This course serves as an overview of fundamental concepts and empirical methods in the analysis of health policies and programs. It offers a pragmatic, applied approach to the subject, focusing on how the learner can use evaluation methods in practice. This course surveys key concepts in evaluation, such as confounding, selection bias, non-random assignment, the counterfactual, and matching. It examines the notions of internal versus external validity, and their influence on methodological choice. And it covers empirical methods including randomized controlled trials, regression discontinuity design, difference-in-differences or interrupted time series methods, matching, and instrumental variables.

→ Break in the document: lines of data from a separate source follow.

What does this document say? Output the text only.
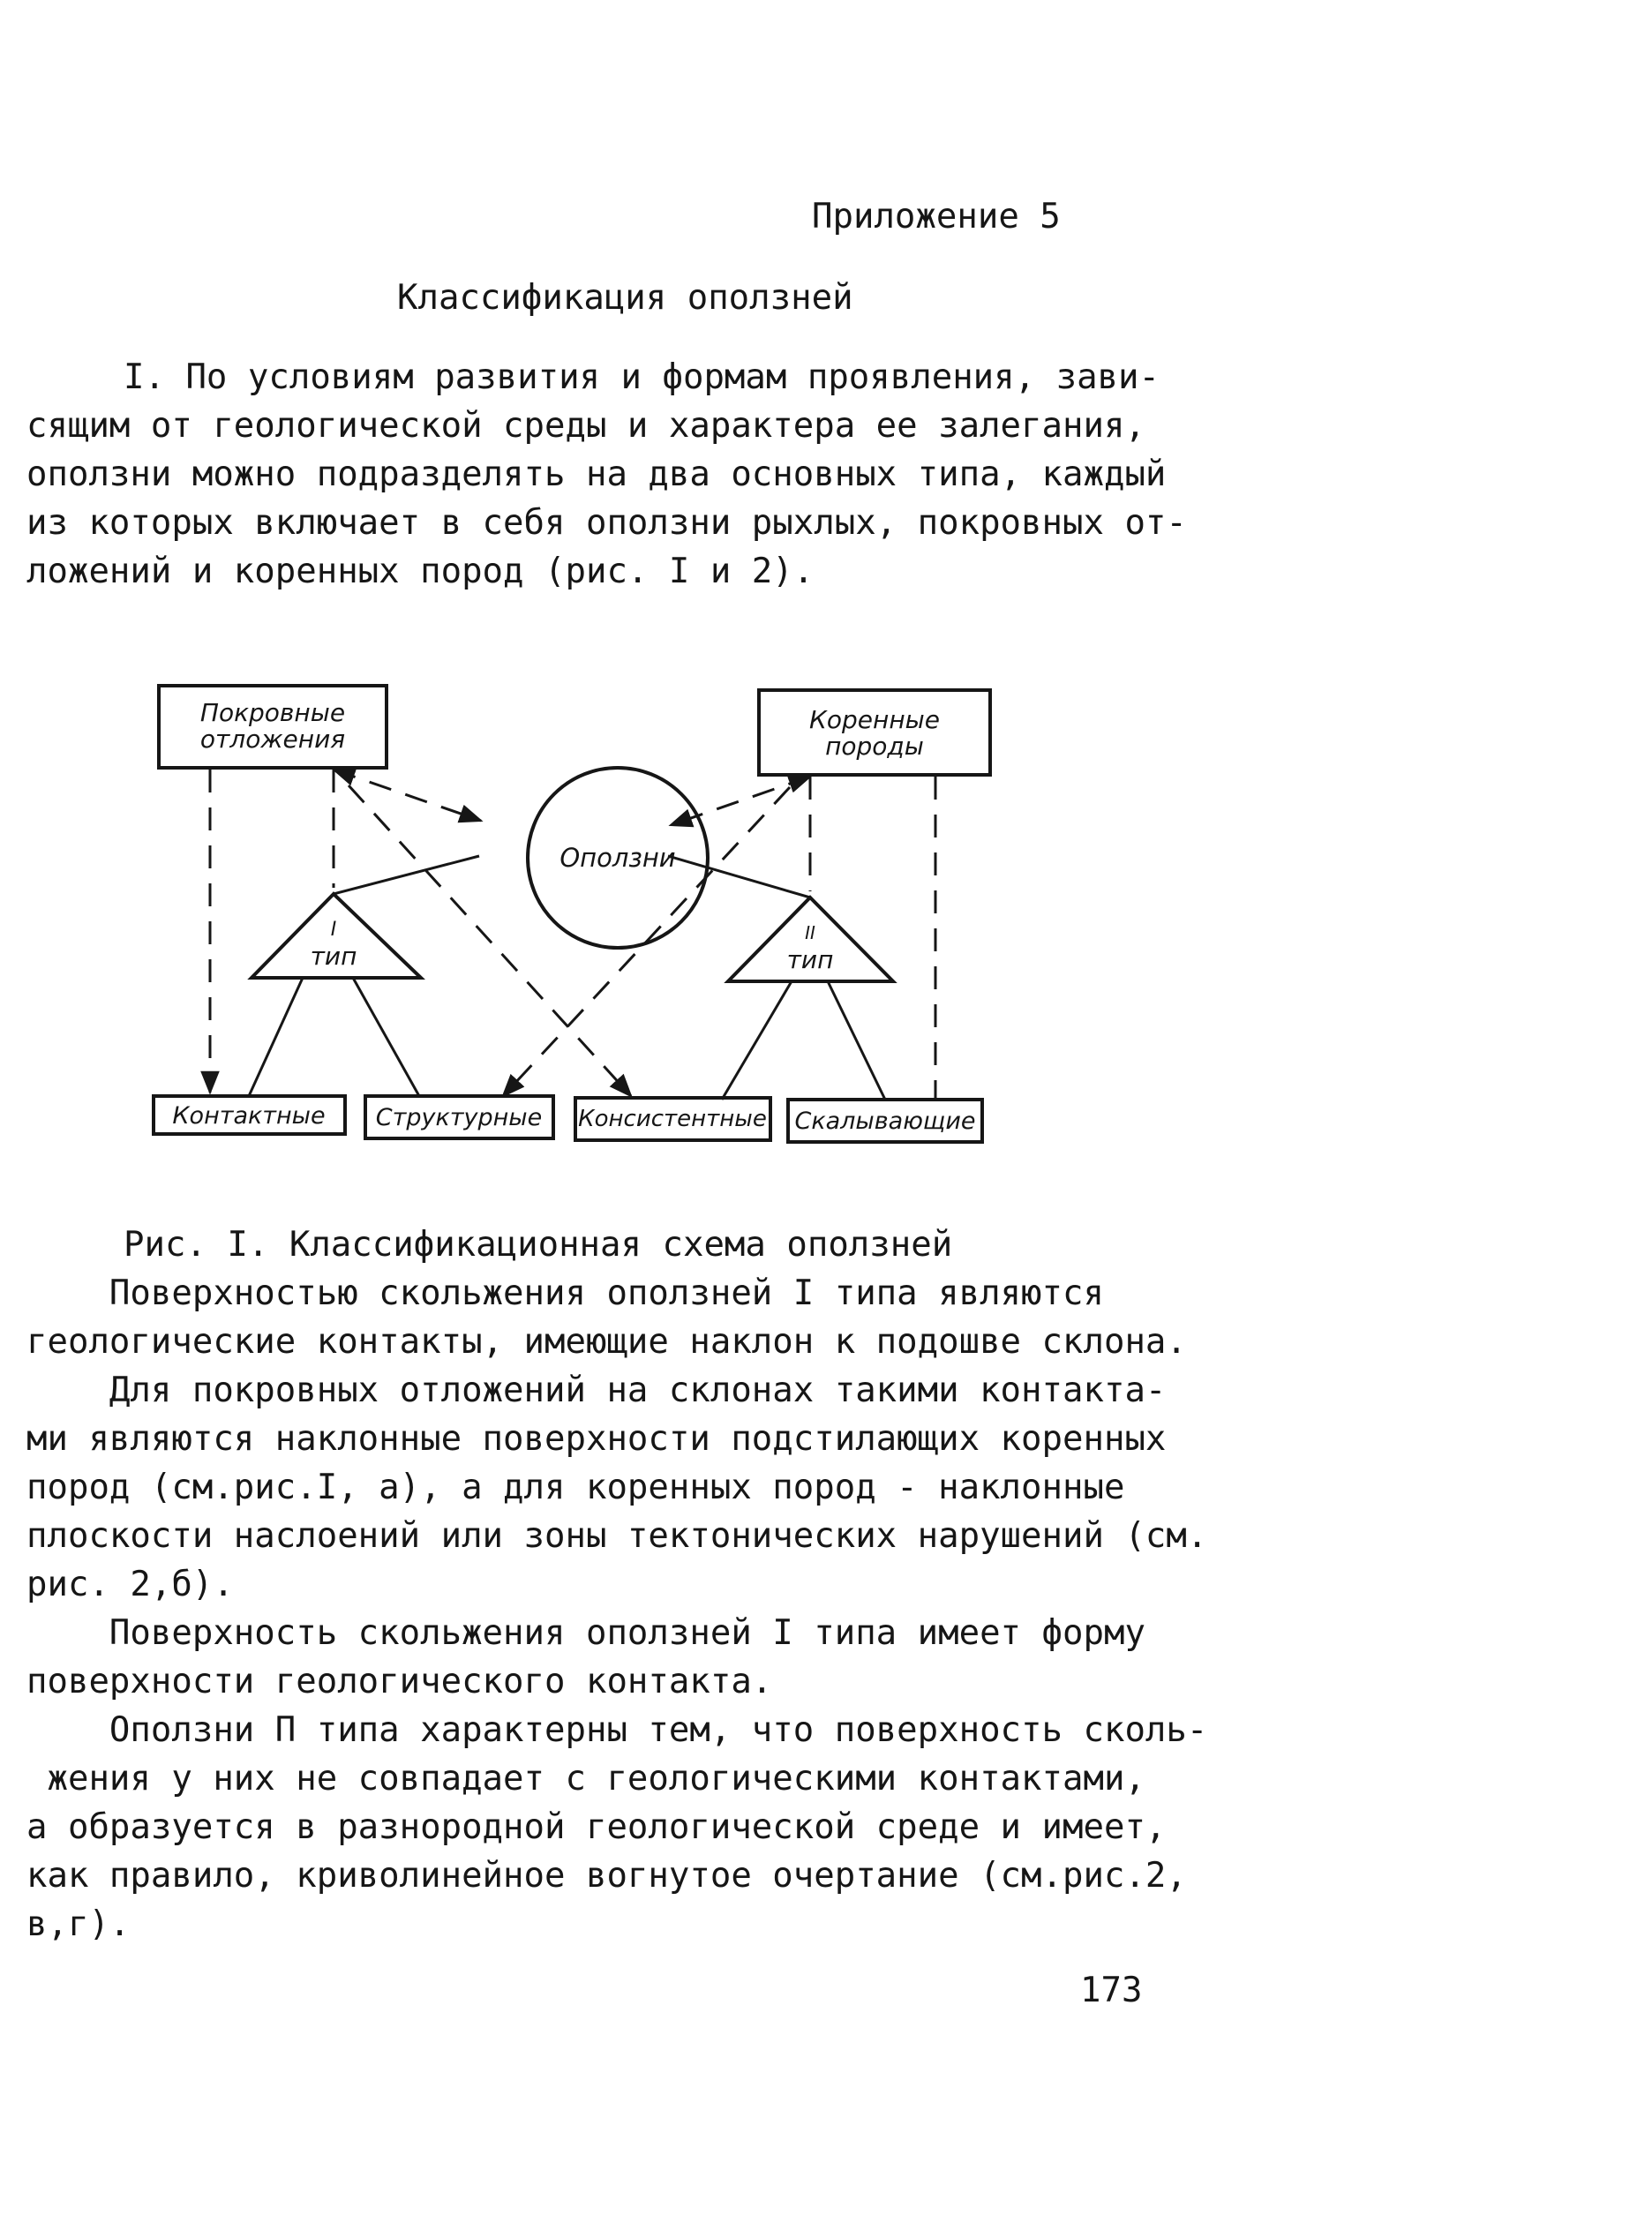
Приложение 5
Классификация оползней
I. По условиям развития и формам проявления, зави-
сящим от геологической среды и характера ее залегания,
оползни можно подразделять на два основных типа, каждый
из которых включает в себя оползни рыхлых, покровных от-
ложений и коренных пород (рис. I и 2).
Покровные
отложения
Коренные
породы
Оползни
I
тип
II
тип
Контактные Структурные Консистентные Скалывающие
Рис. I. Классификационная схема оползней
Поверхностью скольжения оползней I типа являются
геологические контакты, имеющие наклон к подошве склона.
Для покровных отложений на склонах такими контакта-
ми являются наклонные поверхности подстилающих коренных
пород (см.рис.I, а), а для коренных пород - наклонные
плоскости наслоений или зоны тектонических нарушений (см.
рис. 2,б).
Поверхность скольжения оползней I типа имеет форму
поверхности геологического контакта.
Оползни П типа характерны тем, что поверхность сколь-
жения у них не совпадает с геологическими контактами,
а образуется в разнородной геологической среде и имеет,
как правило, криволинейное вогнутое очертание (см.рис.2,
в,г).
173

Real-world policies and evaluation examples illustrate concepts and applications of methods.
Course Dates: Next available date TBD, 2019
Estimated Hours/Week: 8
Learners who successfully complete this course will be able to do the following:
- Summarize the strengths and weaknesses of common methodologies and approaches to study the impact of policy and programmatic change.
- Identify appropriate methodologies for a given evaluation context, and critique their application.

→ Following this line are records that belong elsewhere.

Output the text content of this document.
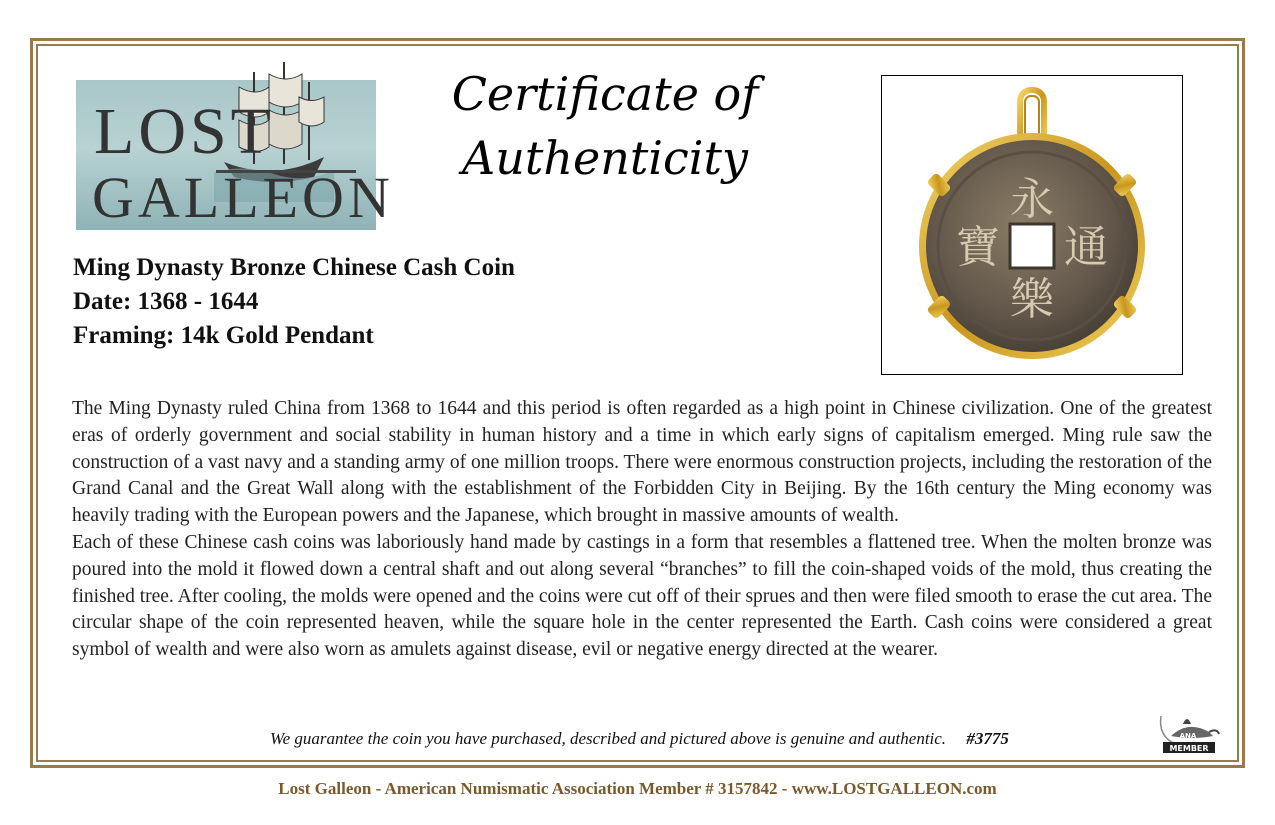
LOST
GALLEON
Certificate of
Authenticity
永
通
樂
寶
Ming Dynasty Bronze Chinese Cash Coin
Date: 1368 - 1644
Framing: 14k Gold Pendant

The Ming Dynasty ruled China from 1368 to 1644 and this period is often regarded as a high point in Chinese civilization. One of the greatest eras of orderly government and social stability in human history and a time in which early signs of capitalism emerged. Ming rule saw the construction of a vast navy and a standing army of one million troops. There were enormous construction projects, including the restoration of the Grand Canal and the Great Wall along with the establishment of the Forbidden City in Beijing. By the 16th century the Ming economy was heavily trading with the European powers and the Japanese, which brought in massive amounts of wealth.

Each of these Chinese cash coins was laboriously hand made by castings in a form that resembles a flattened tree. When the molten bronze was poured into the mold it flowed down a central shaft and out along several “branches” to fill the coin-shaped voids of the mold, thus creating the finished tree. After cooling, the molds were opened and the coins were cut off of their sprues and then were filed smooth to erase the cut area. The circular shape of the coin represented heaven, while the square hole in the center represented the Earth. Cash coins were considered a great symbol of wealth and were also worn as amulets against disease, evil or negative energy directed at the wearer.

We guarantee the coin you have purchased, described and pictured above is genuine and authentic. #3775	ANA
MEMBER
Lost Galleon - American Numismatic Association Member # 3157842 - www.LOSTGALLEON.com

- Apply course concepts to managing, and making recommendations about, the evaluation of real-world health policies and programs.

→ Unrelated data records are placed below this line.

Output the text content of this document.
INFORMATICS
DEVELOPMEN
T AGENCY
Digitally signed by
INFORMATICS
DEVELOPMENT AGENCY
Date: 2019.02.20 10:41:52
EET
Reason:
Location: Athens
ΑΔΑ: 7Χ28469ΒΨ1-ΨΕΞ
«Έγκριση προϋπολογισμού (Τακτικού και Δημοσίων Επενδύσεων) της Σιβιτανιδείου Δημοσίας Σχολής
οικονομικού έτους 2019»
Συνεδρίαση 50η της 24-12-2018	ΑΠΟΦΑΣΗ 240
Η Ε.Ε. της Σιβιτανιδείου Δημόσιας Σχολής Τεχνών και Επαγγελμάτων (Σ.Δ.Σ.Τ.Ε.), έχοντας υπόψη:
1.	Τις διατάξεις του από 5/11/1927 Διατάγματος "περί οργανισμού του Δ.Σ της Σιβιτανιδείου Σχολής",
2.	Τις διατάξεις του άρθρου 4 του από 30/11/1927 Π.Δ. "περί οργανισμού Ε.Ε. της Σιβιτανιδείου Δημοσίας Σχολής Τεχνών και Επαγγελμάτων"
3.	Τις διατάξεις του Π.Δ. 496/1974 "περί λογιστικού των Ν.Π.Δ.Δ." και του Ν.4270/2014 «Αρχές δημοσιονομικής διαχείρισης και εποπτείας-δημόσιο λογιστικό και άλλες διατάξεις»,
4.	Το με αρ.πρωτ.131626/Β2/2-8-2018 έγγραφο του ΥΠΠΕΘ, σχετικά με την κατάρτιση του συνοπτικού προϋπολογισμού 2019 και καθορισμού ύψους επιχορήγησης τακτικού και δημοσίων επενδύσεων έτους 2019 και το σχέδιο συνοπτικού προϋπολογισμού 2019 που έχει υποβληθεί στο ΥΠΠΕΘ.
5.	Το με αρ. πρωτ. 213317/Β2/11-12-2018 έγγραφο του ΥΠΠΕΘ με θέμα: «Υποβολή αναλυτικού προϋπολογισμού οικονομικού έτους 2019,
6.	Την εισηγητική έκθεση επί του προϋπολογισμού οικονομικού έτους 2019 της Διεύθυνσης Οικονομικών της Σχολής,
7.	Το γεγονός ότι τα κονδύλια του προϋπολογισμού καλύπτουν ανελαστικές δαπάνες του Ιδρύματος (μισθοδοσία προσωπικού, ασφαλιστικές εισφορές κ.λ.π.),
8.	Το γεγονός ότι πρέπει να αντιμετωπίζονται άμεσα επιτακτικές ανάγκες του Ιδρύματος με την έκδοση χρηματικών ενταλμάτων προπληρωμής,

Researchers, administrators, and IT professionals who are interested in structuring practical research that measures the impact of proposed programs and policy changes. This course is suited to quantitative thinkers who are interested in leading evaluation studies.
Meet the Faculty
Amol S. Navathe, MD, PhD
Amol Navathe, MD, PhD, is an Assistant Professor of Health Policy and Medicine, University of Pennsylvania. Prior to joining the University of Pennsylvania, Dr. Navathe served as Managing Director, Healthcare for the firm Navigant, where he led the Academic Medical Center, Value Transformation, and Analytic Services practices. Dr. Navathe is a practicing physician, health economist, and engineer with expertise in delivery transformation and policy design. His thought leadership led to founding the new disciplinary academic journal Health Care: the Journal of Delivery Science and Innovation and serving as its Co-Editor-in-Chief, as well as serving as Founding Director of the Foundation for Healthcare Innovation. His work on improving health care costs and quality has been published in numerous leading journals, including the Journal of the American Medical Association (JAMA), Health Affairs, Annals of Internal Medicine, Health Services Research, American Journal of Managed Care, and other leading academic journals. Dr. Navathe completed his medical training at the University of Pennsylvania School of Medicine; post-graduate medical training at the Brigham and Women’s Hospital, Harvard Medical School; and obtained his Ph.D. in Health Care Management and Economics at The Wharton School, University of Pennsylvania.
His work has focused on two core areas: (1) provider economic behavior, including incentive design and behavioral economics, and (2) applications of informatics to address health services research questions. These streams include a mix of pragmatic clinical trials and observational data analyses. Current areas of focus include bundled payments, applications of behavioral economics to physicians and non-physician clinicians, and peer comparisons. His work in advanced health data analytics and technology to improve health care delivery has been implemented at numerous large health systems. He has also applied his skills to federal policy for health care evidence development and data infrastructure. Dr. Navathe’s technical expertise focuses on the use of claims and clinical data to measure the costs, quality and appropriateness of care, making inferences on clinical care delivery highly relevant to analysis of health system performance and policy design. He also has deep experience with large-scale government-led projects, having served as Medical Officer and Senior Program Manager for the $1B federal Comparative Effectiveness Research program, and with informatics and information technology to support health care delivery.
Dr. Navathe is inspired to transform health care delivery for his patients. As a practicing physician, he sees the complexity and hardships of health care financing and delivery in a very personal way. He is inspired by his patients on a day-to-day basis and hopes that his work will improve their lives and those of Americans nationwide.